Instead they'll be proactive, using your history, location and other data to offer up information and execute tasks automatically, before you even ask.
"In many instances, the machine kind of already knows what you're going to do because we're creatures of habit. If I walk into Starbucks and always order the same thing, I shouldn't have to say it," said Raj Singh, CEO of Tempo AI
, an anticipatory app that plugs into your calendar. It was developed at SRI International, the same place where Siri started.
Early predictive tools like Google Now
have mostly been stand-alone products. Google already has a wealth of data about individual users, including their search history, location information, emails and calendars. In mobile apps, Google Now uses that data to display information, like commute traffic and sports scores, that it knows you'll be interested in.
Because these types of smart-assistant tools are difficult to create and require vast amounts of data to work, the next wave of anticipatory features
will likely show up as add-ons to tools you already use.
Some companies have already started adding anticipatory features to their products. The new Tesla will start up for you in the morning before you enter the garage, using information from your calendar and past departure times to figure out when you usually leave. The Nest smart thermostat uses your heating and cooling history to keep your home at an optimal temperature without wasting energy.
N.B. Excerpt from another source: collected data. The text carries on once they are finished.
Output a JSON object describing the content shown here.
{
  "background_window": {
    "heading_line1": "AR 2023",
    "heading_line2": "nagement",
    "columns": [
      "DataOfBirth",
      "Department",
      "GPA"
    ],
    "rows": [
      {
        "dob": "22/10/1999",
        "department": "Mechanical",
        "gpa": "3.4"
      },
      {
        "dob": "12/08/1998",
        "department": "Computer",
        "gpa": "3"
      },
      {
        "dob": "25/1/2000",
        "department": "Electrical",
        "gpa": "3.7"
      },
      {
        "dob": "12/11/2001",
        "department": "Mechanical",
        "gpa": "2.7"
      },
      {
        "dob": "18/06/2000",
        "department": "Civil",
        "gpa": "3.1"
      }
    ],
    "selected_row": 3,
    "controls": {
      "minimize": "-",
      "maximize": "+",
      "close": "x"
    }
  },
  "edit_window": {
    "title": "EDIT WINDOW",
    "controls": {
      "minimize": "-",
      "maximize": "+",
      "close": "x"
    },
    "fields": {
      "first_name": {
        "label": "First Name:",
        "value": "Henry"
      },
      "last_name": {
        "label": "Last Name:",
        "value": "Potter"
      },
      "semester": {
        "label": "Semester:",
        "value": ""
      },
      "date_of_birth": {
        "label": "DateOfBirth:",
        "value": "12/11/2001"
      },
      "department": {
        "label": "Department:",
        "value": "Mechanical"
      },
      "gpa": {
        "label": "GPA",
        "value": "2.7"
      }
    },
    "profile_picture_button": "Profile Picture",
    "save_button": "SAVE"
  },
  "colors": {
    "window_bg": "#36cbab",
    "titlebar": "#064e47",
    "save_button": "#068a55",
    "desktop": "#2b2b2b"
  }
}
"This is really just the beginning. We find it very much introduces a new layer of serendipity ... it reduces a lot of workload that you may experience in your day to things that just occur in the background," said Singh.
As more products go online, from kitchen appliances to wearable trackers, the potential for anticipatory computing cracks wide open. A fridge could automatically order fresh milk once you get low. If your fitness band notices your heart racing even while you're sitting, it could offer recommendations to calm you down. Smartwatches can tell from your location that you'll be late to an appointment and automatically text the other person with an update.
There are still plenty of issues to be worked out before these tools can take off. Engineers must figure out how to best send alerts or suggestions that don't seem like spam.
On top of that, much of our personal information is fragmented: Facebook knows what you like, Amazon knows what you buy and when, and Google knows where you've been.
Tech companies have amassed valuable information on customers, but many aren't willing to share with one another. And some people are uncomfortable with the idea of giving apps and services access to their personal data unless there is a big payoff in quality of life.
Still, even with these privacy issues and technical hurtles, the predictive-computing trend is already underway.
"You're going to see it permeate into everything," Singh said.